Two pages of an illustrated manuscript by Gauguin on Polynesian religion, on display at the Turin exhibition.

 Massey is also the source of Gauguin’s conclusion in the manuscript “The Modern Thought and Catholicism,” which he wrote in 1902 shortly before dying, that “the Jesus Christ of the Gospels is none other than the Jesus Christ of the Myth, the Jesus Christ of the astrologers.” With a provocative frontispiece depicting Mary Magdalene in the brothel where, according to a tradition not supported by the Gospels, she had worked before converting, the book never found a publisher. It has been made available only in 2024 by the Saint Louis Art Museum, which owns the manuscript, through a website offering both the original manuscript, a French transcription, and an English translation. The text is Gauguin’s strongest anti-Catholic tirade, and sees Jesus Christ, in Massey’s tradition, not as a historical figure but as the embodiment of a myth of Egyptian origin.


Gauguin sent the manuscript to Bishop Martin, who criticized it but answered respectfully. The bishop could appreciate that Gauguin still believed that many valuable teachings could be found in the Gospels, although they had been betrayed by both Catholic and Protestant churches.


Gauguin’s manuscript “The Modern Thought and Catholicism.” The back cover shows the Virgin Mary presenting the Christ child in a cave with the Magdalen, an angel, and attendants, one of which is Gauguin himself. Source: Saint Louis Art Museum.
Gauguin’s manuscript “The Modern Thought and Catholicism.” The back cover shows the Virgin Mary presenting the Christ child in a cave with the Magdalen, an angel, and attendants, one of which is Gauguin himself. Source: Saint Louis Art Museum.

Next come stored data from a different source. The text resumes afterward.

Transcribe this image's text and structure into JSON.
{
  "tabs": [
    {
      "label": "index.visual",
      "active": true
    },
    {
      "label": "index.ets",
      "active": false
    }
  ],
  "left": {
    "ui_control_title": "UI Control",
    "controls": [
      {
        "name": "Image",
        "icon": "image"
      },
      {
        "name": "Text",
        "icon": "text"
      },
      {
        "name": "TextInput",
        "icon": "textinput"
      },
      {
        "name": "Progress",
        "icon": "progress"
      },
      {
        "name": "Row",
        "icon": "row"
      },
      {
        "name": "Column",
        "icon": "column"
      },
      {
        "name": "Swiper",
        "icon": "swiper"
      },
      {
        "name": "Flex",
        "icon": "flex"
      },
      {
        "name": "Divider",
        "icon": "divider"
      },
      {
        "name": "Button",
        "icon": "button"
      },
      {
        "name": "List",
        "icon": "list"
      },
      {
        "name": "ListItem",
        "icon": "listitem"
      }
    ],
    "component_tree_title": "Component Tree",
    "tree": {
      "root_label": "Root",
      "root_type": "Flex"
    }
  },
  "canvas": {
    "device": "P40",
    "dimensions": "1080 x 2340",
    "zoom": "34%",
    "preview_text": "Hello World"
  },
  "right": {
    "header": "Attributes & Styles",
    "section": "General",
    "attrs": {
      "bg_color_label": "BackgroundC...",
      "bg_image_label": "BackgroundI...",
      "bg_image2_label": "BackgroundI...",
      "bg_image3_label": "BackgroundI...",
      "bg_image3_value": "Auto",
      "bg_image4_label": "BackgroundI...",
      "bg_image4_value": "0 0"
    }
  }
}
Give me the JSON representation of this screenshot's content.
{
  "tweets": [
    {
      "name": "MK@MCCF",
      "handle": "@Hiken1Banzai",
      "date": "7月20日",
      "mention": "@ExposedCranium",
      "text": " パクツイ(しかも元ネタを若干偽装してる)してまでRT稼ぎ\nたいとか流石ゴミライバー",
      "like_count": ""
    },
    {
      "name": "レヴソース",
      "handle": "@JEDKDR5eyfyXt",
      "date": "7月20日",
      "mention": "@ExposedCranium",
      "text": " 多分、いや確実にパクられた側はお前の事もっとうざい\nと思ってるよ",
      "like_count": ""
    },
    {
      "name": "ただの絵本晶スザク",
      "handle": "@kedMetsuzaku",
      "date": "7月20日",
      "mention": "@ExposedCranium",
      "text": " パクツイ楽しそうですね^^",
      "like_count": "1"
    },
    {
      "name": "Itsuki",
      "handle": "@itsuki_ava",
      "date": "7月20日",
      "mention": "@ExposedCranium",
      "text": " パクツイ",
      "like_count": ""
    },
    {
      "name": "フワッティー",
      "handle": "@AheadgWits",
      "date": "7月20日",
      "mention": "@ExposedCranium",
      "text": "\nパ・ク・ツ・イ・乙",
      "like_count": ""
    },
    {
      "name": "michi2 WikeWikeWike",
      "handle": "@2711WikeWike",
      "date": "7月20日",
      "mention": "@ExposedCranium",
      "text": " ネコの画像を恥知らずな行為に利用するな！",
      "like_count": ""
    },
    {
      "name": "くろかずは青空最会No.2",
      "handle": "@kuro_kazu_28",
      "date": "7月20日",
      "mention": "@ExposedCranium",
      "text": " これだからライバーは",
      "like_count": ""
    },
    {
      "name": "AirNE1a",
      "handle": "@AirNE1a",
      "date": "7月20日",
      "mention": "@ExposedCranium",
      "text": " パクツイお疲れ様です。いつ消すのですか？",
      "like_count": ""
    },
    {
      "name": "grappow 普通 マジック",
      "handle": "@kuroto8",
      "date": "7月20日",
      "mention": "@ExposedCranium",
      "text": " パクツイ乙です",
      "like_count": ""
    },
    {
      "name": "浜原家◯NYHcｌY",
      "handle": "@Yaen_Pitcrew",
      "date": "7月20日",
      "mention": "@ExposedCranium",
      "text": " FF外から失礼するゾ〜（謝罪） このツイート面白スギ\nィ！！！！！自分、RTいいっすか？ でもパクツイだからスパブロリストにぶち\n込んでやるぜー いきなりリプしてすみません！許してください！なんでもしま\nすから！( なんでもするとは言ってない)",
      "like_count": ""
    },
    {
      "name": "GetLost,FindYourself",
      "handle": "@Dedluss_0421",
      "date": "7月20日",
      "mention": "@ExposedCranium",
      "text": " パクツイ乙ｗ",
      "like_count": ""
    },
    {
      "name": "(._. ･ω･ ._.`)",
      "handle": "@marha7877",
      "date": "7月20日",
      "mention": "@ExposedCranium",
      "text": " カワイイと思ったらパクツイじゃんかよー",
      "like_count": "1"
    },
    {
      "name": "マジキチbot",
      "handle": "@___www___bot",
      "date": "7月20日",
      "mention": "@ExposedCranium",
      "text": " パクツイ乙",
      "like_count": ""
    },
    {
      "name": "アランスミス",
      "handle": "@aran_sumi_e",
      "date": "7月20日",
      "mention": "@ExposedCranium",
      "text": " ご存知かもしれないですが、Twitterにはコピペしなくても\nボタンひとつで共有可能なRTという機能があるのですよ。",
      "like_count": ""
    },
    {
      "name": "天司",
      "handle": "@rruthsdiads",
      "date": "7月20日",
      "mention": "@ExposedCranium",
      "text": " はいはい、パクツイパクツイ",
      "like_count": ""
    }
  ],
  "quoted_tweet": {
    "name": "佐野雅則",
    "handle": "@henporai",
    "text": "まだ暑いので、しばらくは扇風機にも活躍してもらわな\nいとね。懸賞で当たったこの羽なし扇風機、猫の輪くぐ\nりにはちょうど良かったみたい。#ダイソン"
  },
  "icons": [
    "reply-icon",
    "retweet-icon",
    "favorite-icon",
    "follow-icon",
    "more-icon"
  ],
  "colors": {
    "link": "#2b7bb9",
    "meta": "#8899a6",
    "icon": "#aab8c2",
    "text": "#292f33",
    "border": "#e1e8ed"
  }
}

Where was Theosophy in all this? Scholars have looked for traces of Blavatsky’s influence in Gauguin’s writings but most have rather seen it in its paintings. The Jesuit priest and art historian Father Thomas Buser was the first scholar who claimed, in 1968, that Theosophy was a decisive influence on Gauguin. Through an astute exegesis of “Self-Portrait with Halo and Snake” and “Portrait of Jacob Meyer de Haan,” both from 1889, Buser concluded that “when it came time for Gauguin to think about a subject, he thought theosophically… Theosophy was his world view.” He also examined different works of Gauguin featuring Jesus and concluded that his was a “theosophical Christ.”


The Israeli-American art historian Ziva Amishai-Maisels in her 1969 dissertation “Gauguin’s Religious Themes,” published as a book in 1985 (New York: Garland) also concluded that Theosophy was a key influence on Gauguin. So did Katherine C. Scalia in a M.A. thesis of 2007 at Montclair State University in Montclair, New Jersey, which focused on Gauguin’s 1891 painting “Ia Orana Maria” (Ave Maria).


Gauguin, “Ia Orana Maria” (1891). Credits.
Gauguin, “Ia Orana Maria” (1891). Credits.

Other scholars, such as Robert P. Welsh (1932–2000), did not entirely dismiss Theosophical influences, but argued that Swedenborg and Massey were more important for Gauguin than Blavatsky. Be it as it may be, the anticlerical Gauguin was certainly a man with multiple esoteric and spiritual interests. In “Cahier pour Aline,” written in Tahiti in 1892, he wrote, “There is in the firmament a book in which the eternal law of harmony and beauty is written. The men who know how to read this book, says Swedenborg, are the favored of God.”